The headlines are hard to miss.

‘The entry-level job market is the worst it’s been in 37 years,’ says Fortune Magazine. ‘Young Graduates Face the Grimmest Job Market in Years,’ says the New York Times. ‘The job market is so tough, young people are struggling just to land internships,’ writes CNN.

But inside a fast-growing office in Atlantic Station, that doesn't seem to apply.

Tractian, an Atlanta-based company building physical AI for manufacturing and asset-heavy industries, is bucking the trend in a significant way. The company is preparing to bring on as many as 30 interns through its 2026 internship program, offering a kind of hands-on experience that has become increasingly rare in a contracting market. It also has a very full career page with positions open across multiple departments.

And for tech talent in Atlanta, that is very good news.

Building Something Real

Tractian's internship program is just one sign of growth for the scaling company.

“It’s never been a better time to be an intern,” CEO Igor Marinelli told Hypepotamus. One reason is because of the new AI tools available, helping interns show off their skills and abilities over a shorter time (and ultimately prove their full-time capabilities). Marinelli said that Tractian provides interns with the GPUs and tokens needed to start working from the beginning.

Tractian’s technology sits at the intersection of manufacturing and AI, helping eliminate costly downtime that plagues factories, production lines, and heavy equipment operators. It has scaled quickly through venture capital and bringing on a strong set of customers.

Photo provided by Tractian

Marinelli said that the company offers employees and interns alike a place to work across hardware, software, and industrial systems simultaneously.

"Interns bring curiosity and fresh perspective," Marinelli said. "For a company like ours that is constantly building new technology, that energy matters. It also allows us to develop talent early and give students exposure to real industrial problems before they graduate. Many of our strongest hires started that way."

This summer, Tractian will bring on interns across engineering, produce, data, and go-to-market teams. Marinelli said that Tractian has received strong interest from undergraduate and graduate students alike.

Building More "Tractian"

Tractian's ambitions are backed by real momentum.

The company has raised $183.7 million in venture capital to date, with support from VC heavyweights including General Catalyst, Y Combinator, and Sapphire Ventures. Its customers include enterprise giants like Whirlpool, CSX, Verizon, and Kraft Heinz.

The core insight behind the business came to Marinelli early.

"I grew up around people who work with their hands,” he said. "Those jobs keep the real economy running, but the technology supporting them has historically been terrible. When I started visiting factories, it became obvious that the machines producing billions of dollars in output were still being maintained with spreadsheets and reactive maintenance.
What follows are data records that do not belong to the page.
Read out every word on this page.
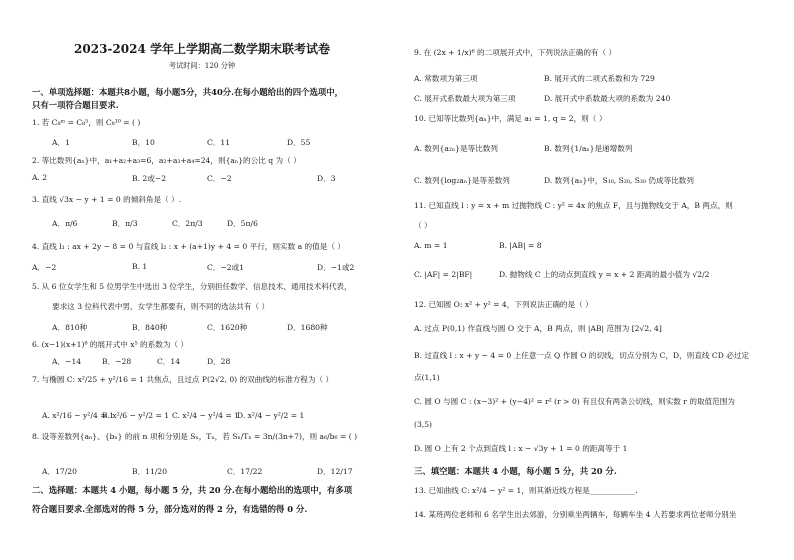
2023-2024 学年上学期高二数学期末联考试卷
考试时间：120 分钟
一、单项选择题：本题共8小题，每小题5分，共40分.在每小题给出的四个选项中，
只有一项符合题目要求.
1. 若 C₈ᵐ = C₈⁵，则 C₈¹⁰ = ( )
2. 等比数列{aₙ}中，a₁+a₂+a₃=6，a₂+a₃+a₄=24，则{aₙ}的公比 q 为（ ）
3. 直线 √3x − y + 1 = 0 的倾斜角是（ ）.
4. 直线 l₁ : ax + 2y − 8 = 0 与直线 l₂ : x + (a+1)y + 4 = 0 平行，则实数 a 的值是（ ）
5. 从 6 位女学生和 5 位男学生中选出 3 位学生，分别担任数学、信息技术、通用技术科代表，
要求这 3 位科代表中男、女学生都要有，则不同的选法共有（ ）
6. (x−1)(x+1)⁸ 的展开式中 x⁵ 的系数为（ ）
7. 与椭圆 C: x²/25 + y²/16 = 1 共焦点，且过点 P(2√2, 0) 的双曲线的标准方程为（ ）
8. 设等差数列{aₙ}、{bₙ} 的前 n 项和分别是 Sₙ，Tₙ，若 Sₙ/Tₙ = 3n/(3n+7)，则 a₆/b₆ = ( )
二、选择题：本题共 4 小题，每小题 5 分，共 20 分.在每小题给出的选项中，有多项
符合题目要求.全部选对的得 5 分，部分选对的得 2 分，有选错的得 0 分.
A．1	B．10	C．11	D．55
A. 2	B. 2或−2	C．−2	D．3
A．π/6	B．π/3	C．2π/3	D．5π/6
A．−2	B. 1	C．−2或1	D．−1或2
A．810种	B．840种	C．1620种	D．1680种
A．−14	B．−28	C．14	D．28
A. x²/16 − y²/4 = 1
B. x²/6 − y²/2 = 1 C. x²/4 − y²/4 = 1
D. x²/4 − y²/2 = 1
A．17/20	B．11/20	C．17/22	D．12/17
9. 在 (2x + 1/x)⁶ 的二项展开式中，下列说法正确的有（ ）
A. 常数项为第三项	B. 展开式的二项式系数和为 729
C. 展开式系数最大项为第三项	D. 展开式中系数最大项的系数为 240
10. 已知等比数列{aₙ}中，满足 a₁ = 1, q = 2，则（ ）
A. 数列{a₂ₙ}是等比数列	B. 数列{1/aₙ}是递增数列
C. 数列{log₂aₙ}是等差数列	D. 数列{aₙ}中，S₁₀, S₂₀, S₃₀ 仍成等比数列
11. 已知直线 l : y = x + m 过抛物线 C : y² = 4x 的焦点 F，且与抛物线交于 A，B 两点，则
（ ）
A. m = 1	B. |AB| = 8
C. |AF| = 2|BF|	D. 抛物线 C 上的动点到直线 y = x + 2 距离的最小值为 √2/2
12. 已知圆 O: x² + y² = 4，下列说法正确的是（ ）
A. 过点 P(0,1) 作直线与圆 O 交于 A，B 两点，则 |AB| 范围为 [2√2, 4]
B. 过直线 l : x + y − 4 = 0 上任意一点 Q 作圆 O 的切线，切点分别为 C，D，则直线 CD 必过定
点(1,1)
C. 圆 O 与圆 C : (x−3)² + (y−4)² = r² (r > 0) 有且仅有两条公切线，则实数 r 的取值范围为
(3,5)
D. 圆 O 上有 2 个点到直线 l : x − √3y + 1 = 0 的距离等于 1
三、填空题：本题共 4 小题，每小题 5 分，共 20 分.
13. 已知曲线 C: x²/4 − y² = 1，则其渐近线方程是____________.
14. 某班两位老师和 6 名学生出去郊游，分别乘坐两辆车，每辆车坐 4 人若要求两位老师分别坐
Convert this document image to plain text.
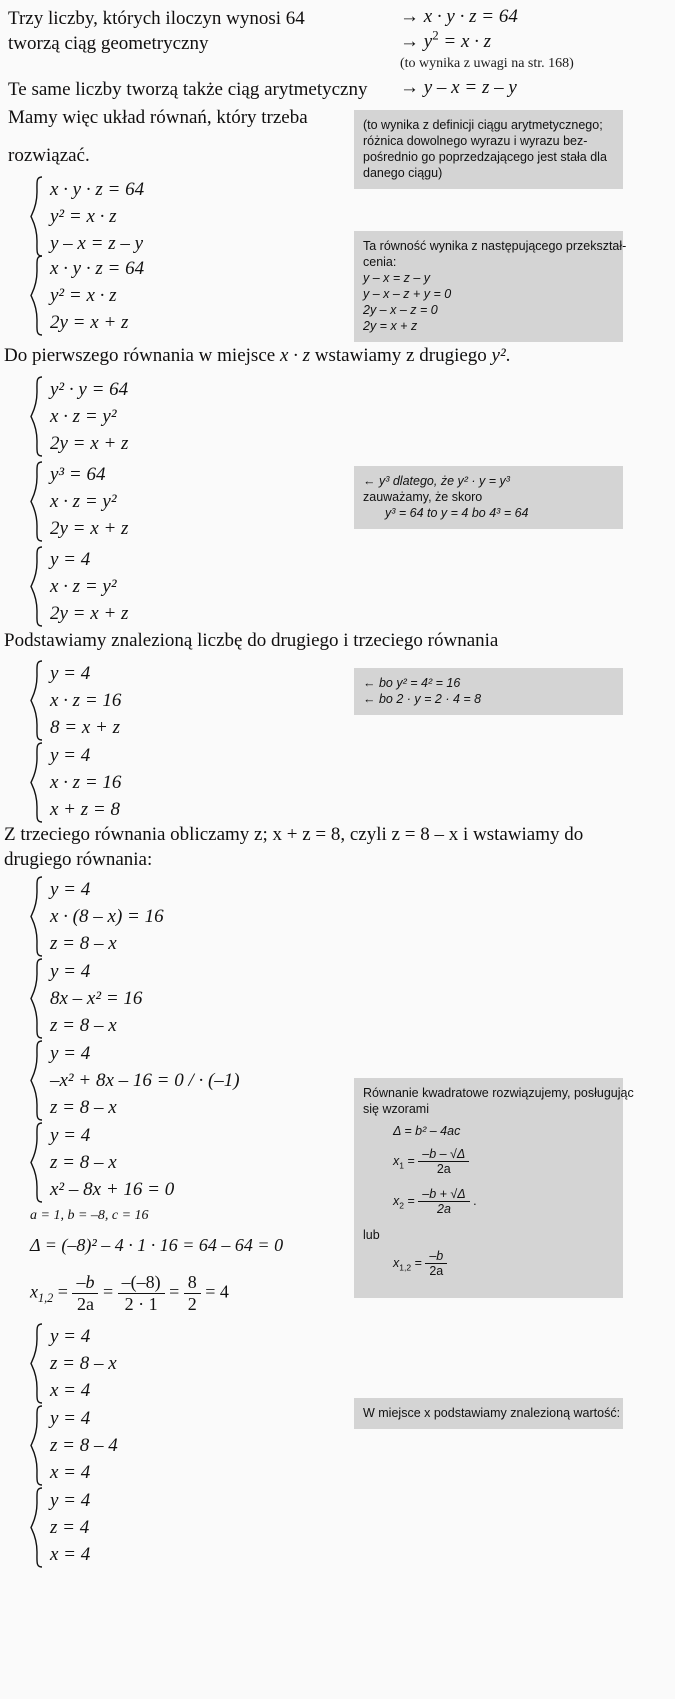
Trzy liczby, których iloczyn wynosi 64
tworzą ciąg geometryczny
→ x · y · z = 64
→ $y^2 = x \cdot z$
(to wynika z uwagi na str. 168)
Te same liczby tworzą także ciąg arytmetyczny → y – x = z – y
Mamy więc układ równań, który trzeba
rozwiązać.
(to wynika z definicji ciągu arytmetycznego;
różnica dowolnego wyrazu i wyrazu bez-
pośrednio go poprzedzającego jest stała dla
danego ciągu)
Ta równość wynika z następującego przekształ-
cenia:
y – x = z – y
y – x – z + y = 0
2y – x – z = 0
2y = x + z
x · y · z = 64
y² = x · z
y – x = z – y
x · y · z = 64
y² = x · z
2y = x + z
Do pierwszego równania w miejsce x · z wstawiamy z drugiego y².
y² · y = 64
x · z = y²
2y = x + z
y³ = 64
x · z = y²
2y = x + z
← y³ dlatego, że y² · y = y³
zauważamy, że skoro
y³ = 64 to y = 4 bo 4³ = 64
y = 4
x · z = y²
2y = x + z
Podstawiamy znalezioną liczbę do drugiego i trzeciego równania
y = 4
x · z = 16
8 = x + z
← bo y² = 4² = 16
← bo 2 · y = 2 · 4 = 8
y = 4
x · z = 16
x + z = 8
Z trzeciego równania obliczamy z; x + z = 8, czyli z = 8 – x i wstawiamy do
drugiego równania:
y = 4
x · (8 – x) = 16
z = 8 – x
y = 4
8x – x² = 16
z = 8 – x
y = 4
–x² + 8x – 16 = 0 / · (–1)
z = 8 – x
Równanie kwadratowe rozwiązujemy, posługując
się wzorami
Δ = b² – 4ac
$x_1 = \frac{-b - √\Delta}{2a}$
$x_2 = \frac{-b + √\Delta}{2a}$ .
lub
$x_{1,2} = \frac{-b}{2a}$
y = 4
z = 8 – x
x² – 8x + 16 = 0
a = 1, b = –8, c = 16
Δ = (–8)² – 4 · 1 · 16 = 64 – 64 = 0
$x_{1,2} = \frac{-b}{2a} = \frac{-(-8)}{2 \cdot 1} = \frac{8}{2} = 4$
y = 4
z = 8 – x
x = 4
y = 4
z = 8 – 4
x = 4
W miejsce x podstawiamy znalezioną wartość:
y = 4
z = 4
x = 4
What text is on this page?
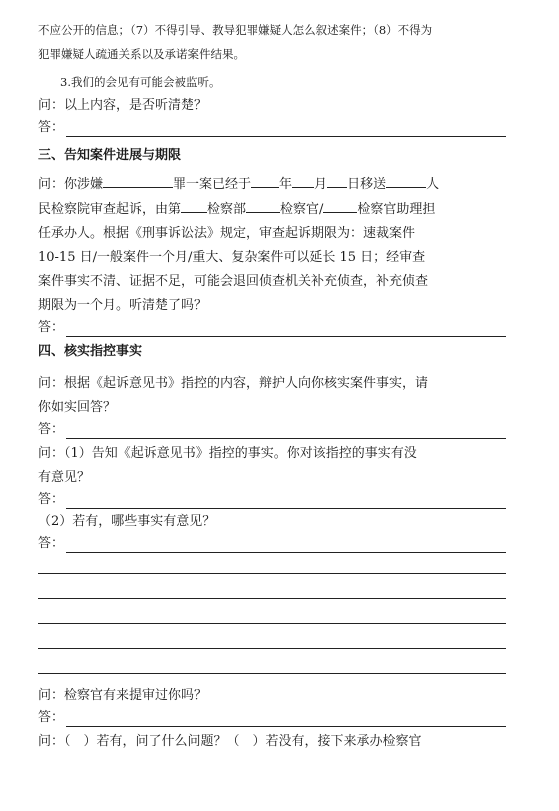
不应公开的信息；（7）不得引导、教导犯罪嫌疑人怎么叙述案件；（8）不得为
犯罪嫌疑人疏通关系以及承诺案件结果。
3.我们的会见有可能会被监听。
问：以上内容，是否听清楚？
答：
三、告知案件进展与期限
问：你涉嫌	罪一案已经于 年 月 日移送	人
民检察院审查起诉，由第 检察部	检察官/	检察官助理担
任承办人。根据《刑事诉讼法》规定，审查起诉期限为：速裁案件
10-15 日/一般案件一个月/重大、复杂案件可以延长 15 日；经审查
案件事实不清、证据不足，可能会退回侦查机关补充侦查，补充侦查
期限为一个月。听清楚了吗？
答：
四、核实指控事实
问：根据《起诉意见书》指控的内容，辩护人向你核实案件事实，请
你如实回答？
答：
问：（1）告知《起诉意见书》指控的事实。你对该指控的事实有没
有意见？
答：
（2）若有，哪些事实有意见？
答：
问：检察官有来提审过你吗？
答：
问：（　）若有，问了什么问题？（　）若没有，接下来承办检察官
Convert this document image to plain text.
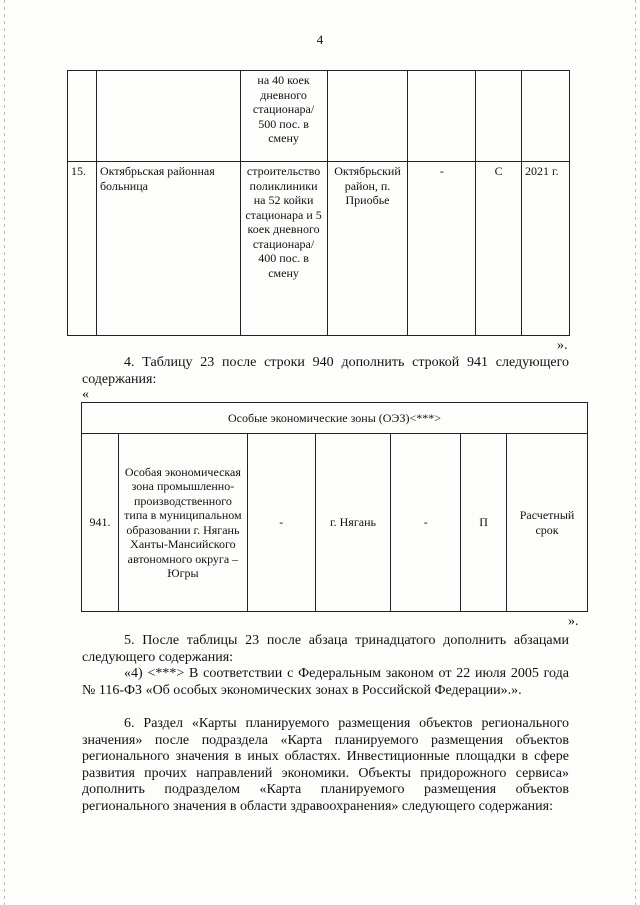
4
		на 40 коек дневного стационара/ 500 пос. в смену				
15.	Октябрьская районная больница	строительство поликлиники на 52 койки стационара и 5 коек дневного стационара/ 400 пос. в смену	Октябрьский район, п. Приобье	-	С	2021 г.
».
4. Таблицу 23 после строки 940 дополнить строкой 941 следующего содержания:
«
Особые экономические зоны (ОЭЗ)<***>
941.	Особая экономическая зона промышленно-производственного типа в муниципальном образовании г. Нягань Ханты-Мансийского автономного округа – Югры	-	г. Нягань	-	П	Расчетный срок
».
5. После таблицы 23 после абзаца тринадцатого дополнить абзацами следующего содержания:
«4) <***> В соответствии с Федеральным законом от 22 июля 2005 года № 116-ФЗ «Об особых экономических зонах в Российской Федерации».».
6. Раздел «Карты планируемого размещения объектов регионального значения» после подраздела «Карта планируемого размещения объектов регионального значения в иных областях. Инвестиционные площадки в сфере развития прочих направлений экономики. Объекты придорожного сервиса» дополнить подразделом «Карта планируемого размещения объектов регионального значения в области здравоохранения» следующего содержания:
That gap between the importance of the work and the lack of modern tools is what pulled me in."

The moment he knew the company could scale came when he started seeing the same problems repeat across different industries and geographies.

"Different industries, different geographies, same maintenance issues, same lack of visibility, same downtime costs," Marinelli added. "Once we saw the product solving a repeatable problem across facilities, it became clear this was not a niche product but something that could scale globally."

The Road to Atlanta

Marinelli said that his move to Atlanta was accidental, but helped shape the trajectory of Tractian.

He founded the company while a student at UC Berkeley. But when he went looking for engineering talent in the Bay Area in 2019, he got crickets.

Georgia Tech was different. The school's strong programs in mechanical and electrical engineering (alongside its computer science talent) produced graduates who understood not just software, but the physical, industrial world. The company's first hire came from Georgia Tech. And the university has remained a strong hiring center for the company ever since as it has scaled.

Atlanta also offers a practical geographic advantage. The company's customers are largely concentrated in the central and eastern time zones, and having the core team in Atlanta puts Tractian closer to the industrial heartland it serves.

Today, Tractian's Atlanta office is located in Atlantic Station. This summer, the team will relocate to the Coda Building in Midtown's Tech Square, a space that will house approximately 300 employees.

"We're solving real-world problems that matter, and we move fast," he added. "It's a challenging environment, but it's also one where individuals can build things that reach thousands of machines across industries."